The Mastiff is not an overly active dog, but he does need a moderate amount of exercise in order to keep him fit and healthy. Although these dogs do not bark much, he is too large for apartment living, and does need somewhere secure and safe to exercise and enjoy activities, as well as regular walks. The Mastiff gets along well with children that he has been brought up with, and many will get along fine with other pets, although some can be dominant. Many will also be friendly and welcoming toward strangers. In the right environment, and with early socialization and the correct training, these dogs make good family pets.
The Mastiff is a low maintenance dog when it comes to grooming, and occasional brushing along with a wipe down with a damp cloth can help to keep the coat sleek and get rid of dead hair. These dogs do shed constantly, so may not be ideal for severe allergy sufferers; however, the shedding is light, so some allergy sufferers may not have a problem with this breed.
The Pugnaces Britanniae was the progenitor to the Mastiff, however it is extinct now. The Mastiff name was probably came from the Anglo-Saxon word "masty" meaning "powerful." It is recognized as the oldest English breed. It is descended from the Molosser and the Alaunt. It is said to have been brought to Britain in the 6th century B.C. It was used for the blood sports of: bear-baiting, bull-baiting, dog fighting, and lion baiting. Throughout the history of the Mastiff, it has contributed to the development of several other breeds.
There is some evidence that the Mastiff came to America on the Mayflower. However, documentation of the breed's existence in America was not until the late 1800's. However, in 1835 the Cruelty to Animals Act was passed in the United Kingdom and baiting of animals was prohibited. As a result, the Mastiff lost its popularity.
There is a story about the Mastiff that proves its character. It is said that when Sir Peers Legh was wounded in the Battle of Agincourt that his Mastiff stood over him and protected him through the many hours of the battle.
Training the Mastiff can be a somewhat difficult process. They do tend to have a mind of their own and will try to dominate the process. Therefore it is essential to prove to the dog early on that you are the boss and that you mean the things that you say. This is done best through patient, consistent, but firm training.

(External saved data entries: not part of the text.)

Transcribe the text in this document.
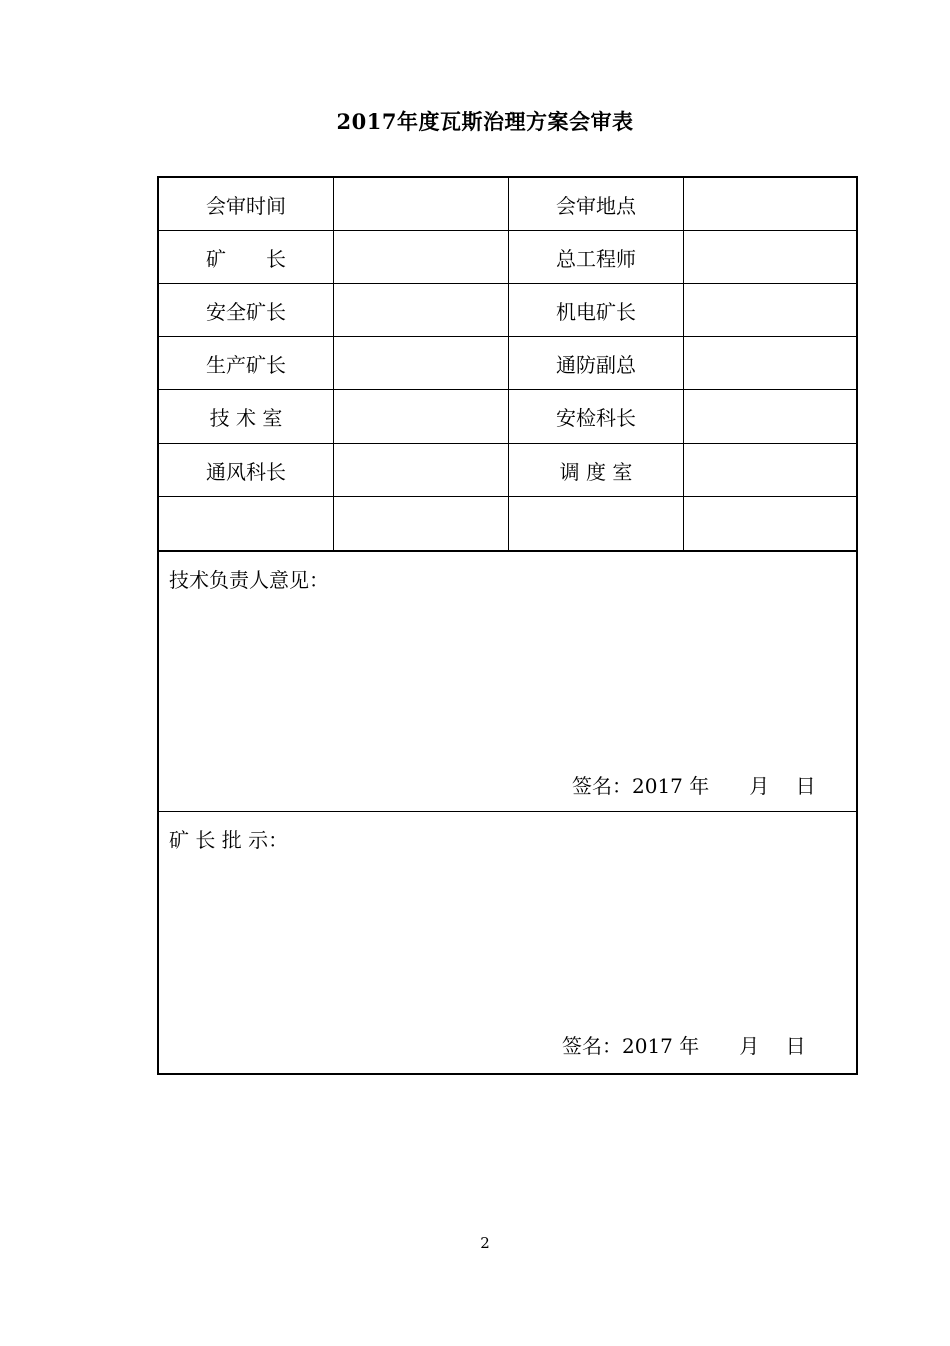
2017年度瓦斯治理方案会审表
会审时间	会审地点
矿　　长	总工程师
安全矿长	机电矿长
生产矿长	通防副总
技 术 室	安检科长
通风科长	调 度 室
技术负责人意见：
签名：2017 年　　月　 日
矿 长 批 示：
签名：2017 年　　月　 日
2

One of the most essential elements for training the Mastiff is socialization. They are excellent watchdogs and guard dogs and therefore become very protective of their owners or families. It is essential that the dog is socialized from a very young age to try and reduce the tendency to become overly protective against strangers. This can be done by taking the dog to new places and meeting new people. It is essential for the owner to show the dog that the other person is safe and acceptable by being friendly and welcoming.
The Mastiff can be a very dominant dog around other animals, especially dogs of their same sex. However, this too can be minimized through socialization. They are gentle-giants today, but were originally bred to be fighting dogs and therefore those tendencies may come out every now and again. The Mastiff is not an agility dog and does not really like to be playful. However, they do follow obedience training moderately well. Despite their ability to pick up on obedience training, they have a very low to moderate ability for problem solving.

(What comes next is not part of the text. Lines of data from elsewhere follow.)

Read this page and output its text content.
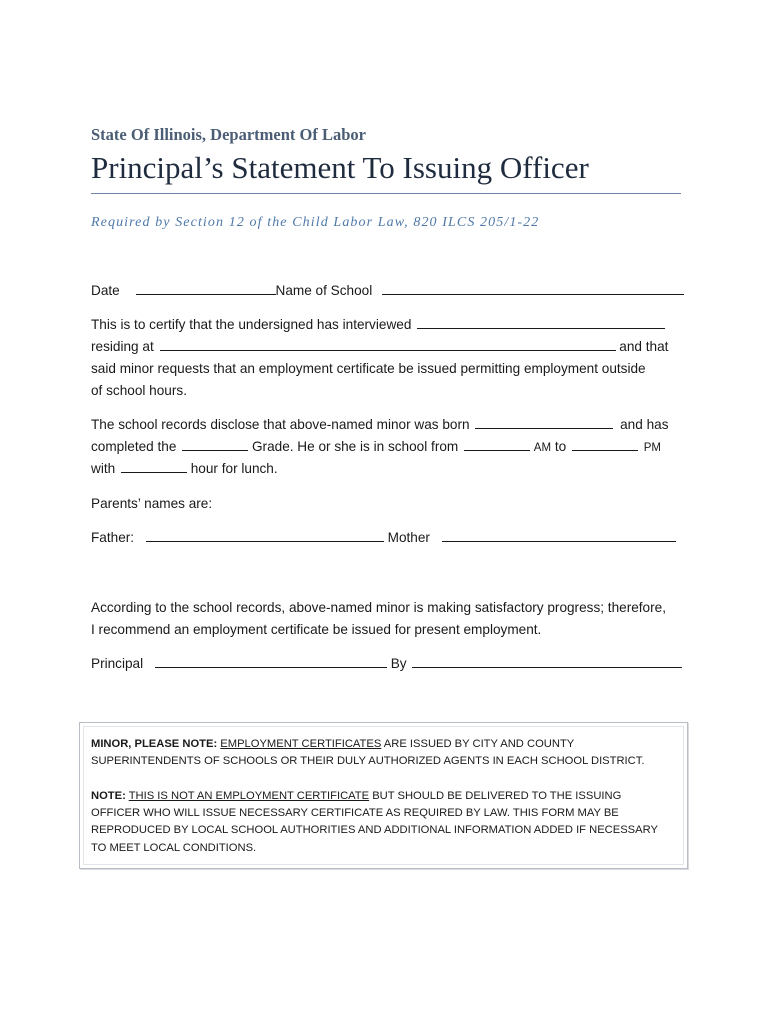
State Of Illinois, Department Of Labor
Principal’s Statement To Issuing Officer
Required by Section 12 of the Child Labor Law, 820 ILCS 205/1-22
Date	Name of School
This is to certify that the undersigned has interviewed
residing at	and that
said minor requests that an employment certificate be issued permitting employment outside
of school hours.
The school records disclose that above-named minor was born	and has
completed the	Grade. He or she is in school from	AM to	PM
with	hour for lunch.
Parents’ names are:
Father:	Mother
According to the school records, above-named minor is making satisfactory progress; therefore,
I recommend an employment certificate be issued for present employment.
Principal	By
MINOR, PLEASE NOTE: EMPLOYMENT CERTIFICATES ARE ISSUED BY CITY AND COUNTY
SUPERINTENDENTS OF SCHOOLS OR THEIR DULY AUTHORIZED AGENTS IN EACH SCHOOL DISTRICT.
NOTE: THIS IS NOT AN EMPLOYMENT CERTIFICATE BUT SHOULD BE DELIVERED TO THE ISSUING
OFFICER WHO WILL ISSUE NECESSARY CERTIFICATE AS REQUIRED BY LAW. THIS FORM MAY BE
REPRODUCED BY LOCAL SCHOOL AUTHORITIES AND ADDITIONAL INFORMATION ADDED IF NECESSARY
TO MEET LOCAL CONDITIONS.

As with many larger dog breeds, the Mastiff has a relatively low life expectancy compared to some breed, and lives for around 5-10 years. There are a number of health problems to look out for with this breed, and this includes: luxating patella, strokes, epilepsy, spinal problems, eye problems, thyroid disorders, OCD, HOD, HD and elbow dysplasia, heart defects, bloat, kidney problems, and sensitivity to drugs and chemicals. They can also suffer heatstroke in very hot conditions. The parents of the Mastiff should have OFA and CERF certificates.